I didn't see jazmit's answer, which more closely answers the original poster's question with minimum fuss (two method calls). However, those method calls do more work than needed for this application (multiple tree traversals), and my solution provides lots of hooks where other users can modify it to their own needs.
Here it is:
import scala.collection.immutable.TreeSet
import scala.collection.SortedMap
// generalize the idea of an Ordering to metric sets
trait MetricOrdering[T] extends Ordering[T] {
def distance(x: T, y: T): Double
def compare(x: T, y: T) = {
val d = distance(x, y)
if (d > 0.0) 1
else if (d < 0.0) -1
else 0
}
}
class MetricSortedMap[A, B]
(elems: (A, B)*)
(implicit val ordering: MetricOrdering[A])
extends SortedMap[A, B] {
// while TreeSet searches for an element, keep track of the best it finds
// with *thread-safe* mutable state, of course
private val best = new java.lang.ThreadLocal[(Double, A, B)]

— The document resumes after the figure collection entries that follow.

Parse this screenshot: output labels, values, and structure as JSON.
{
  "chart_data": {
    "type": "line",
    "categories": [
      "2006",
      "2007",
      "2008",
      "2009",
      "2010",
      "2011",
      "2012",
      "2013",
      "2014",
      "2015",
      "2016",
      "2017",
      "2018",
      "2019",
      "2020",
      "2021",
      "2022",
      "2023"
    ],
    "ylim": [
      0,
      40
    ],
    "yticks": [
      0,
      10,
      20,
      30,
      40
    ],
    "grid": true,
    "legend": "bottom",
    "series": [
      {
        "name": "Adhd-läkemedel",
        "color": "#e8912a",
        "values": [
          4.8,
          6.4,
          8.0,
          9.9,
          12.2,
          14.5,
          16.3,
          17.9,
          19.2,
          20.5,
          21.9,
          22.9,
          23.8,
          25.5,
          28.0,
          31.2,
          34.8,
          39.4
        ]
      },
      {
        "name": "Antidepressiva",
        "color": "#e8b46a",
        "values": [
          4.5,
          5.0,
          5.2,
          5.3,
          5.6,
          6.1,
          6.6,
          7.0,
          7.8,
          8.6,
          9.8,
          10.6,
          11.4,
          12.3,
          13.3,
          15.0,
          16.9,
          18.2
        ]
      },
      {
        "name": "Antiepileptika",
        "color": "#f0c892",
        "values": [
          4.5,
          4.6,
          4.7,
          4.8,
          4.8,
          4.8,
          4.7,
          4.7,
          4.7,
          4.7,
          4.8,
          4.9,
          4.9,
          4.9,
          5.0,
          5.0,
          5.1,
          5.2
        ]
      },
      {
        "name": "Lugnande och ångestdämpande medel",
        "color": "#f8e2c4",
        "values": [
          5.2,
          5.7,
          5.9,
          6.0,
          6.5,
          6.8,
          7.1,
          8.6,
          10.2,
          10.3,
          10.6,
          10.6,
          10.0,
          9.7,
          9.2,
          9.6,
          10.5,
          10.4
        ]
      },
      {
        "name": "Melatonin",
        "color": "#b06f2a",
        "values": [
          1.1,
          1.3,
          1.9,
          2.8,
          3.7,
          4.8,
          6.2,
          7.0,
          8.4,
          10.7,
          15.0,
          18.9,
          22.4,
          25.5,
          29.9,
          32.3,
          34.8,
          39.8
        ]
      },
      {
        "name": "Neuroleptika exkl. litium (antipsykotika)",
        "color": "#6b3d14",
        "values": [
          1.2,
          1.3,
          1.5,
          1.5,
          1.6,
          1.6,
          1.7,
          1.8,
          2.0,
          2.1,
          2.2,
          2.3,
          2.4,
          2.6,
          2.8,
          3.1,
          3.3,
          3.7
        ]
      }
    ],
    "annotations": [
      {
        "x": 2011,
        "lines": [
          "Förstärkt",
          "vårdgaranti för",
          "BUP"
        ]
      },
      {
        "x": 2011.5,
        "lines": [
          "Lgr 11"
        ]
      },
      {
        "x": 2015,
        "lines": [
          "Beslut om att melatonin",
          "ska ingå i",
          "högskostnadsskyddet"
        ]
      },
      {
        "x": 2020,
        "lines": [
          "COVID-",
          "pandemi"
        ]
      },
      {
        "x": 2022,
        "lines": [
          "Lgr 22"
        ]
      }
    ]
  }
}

best.set((-1.0, null.asInstanceOf[A], null.asInstanceOf[B]))
private val ord = new MetricOrdering[(A, B)] {
def distance(x: (A, B), y: (A, B)) = {
val diff = ordering.distance(x._1, y._1)
val absdiff = Math.abs(diff)
// the "to" position is a key-null pair; the object of interest
// is the other one
if (absdiff < best.get._1)
(x, y) match {
// in practice, TreeSet always picks this first case, but that's
// insider knowledge
case ((to, null), (pos, obj)) =>
best.set((absdiff, pos, obj))
case ((pos, obj), (to, null)) =>
best.set((absdiff, pos, obj))
case _ =>
}
diff
}
}
// use a TreeSet as a backing (not TreeMap because we need to get
// the whole pair back when we query it)
private val treeSet = TreeSet[(A, B)](elems: _*)(ord)
// find the closest key and return:
// (distance to key, the key, its associated value)
def closest(to: A): (Double, A, B) = {
treeSet.headOption match {
case Some((pos, obj)) =>
best.set((ordering.distance(to, pos), pos, obj))
case None =>
throw new java.util.NoSuchElementException(
"SortedMap has no elements, and hence no closest element")
}
treeSet((to, null.asInstanceOf[B])) // called for side effects
best.get
}
// satisfy the contract (or throw UnsupportedOperationException)
def +[B1 >: B](kv: (A, B1)): SortedMap[A, B1] =
new MetricSortedMap[A, B](
elems :+ (kv._1, kv._2.asInstanceOf[B]): _*)
def -(key: A): SortedMap[A, B] =
new MetricSortedMap[A, B](elems.filter(_._1 != key): _*)
def get(key: A): Option[B] = treeSet.find(_._1 == key).map(_._2)
def iterator: Iterator[(A, B)] = treeSet.iterator
def rangeImpl(from: Option[A], until: Option[A]): SortedMap[A, B] =
new MetricSortedMap[A, B](treeSet.rangeImpl(
from.map((_, null.asInstanceOf[B])),
until.map((_, null.asInstanceOf[B]))).toSeq: _*)
}
// test it with A = Double
implicit val doubleOrdering =
new MetricOrdering[Double] {
def distance(x: Double, y: Double) = x - y
}
// and B = String
val stuff = new MetricSortedMap[Double, String](
3.3 -> "three",
1.1 -> "one",
5.5 -> "five",
4.4 -> "four",
2.2 -> "two")
println(stuff.iterator.toList)
println(stuff.closest(1.5))
println(stuff.closest(1000))
println(stuff.closest(-1000))
println(stuff.closest(3.3))
println(stuff.closest(3.4))
println(stuff.closest(3.2))
I've been doing:
val m = SortedMap(myMap.toSeq:_*)
val offsetMap = (m.toSeq zip m.keys.toSeq.drop(1)).map {
case ( (k,v),newKey) => (newKey,v)
}.toMap
When I want the results of my map off-set by one key. I'm also looking for a better way, preferably without storing an extra map.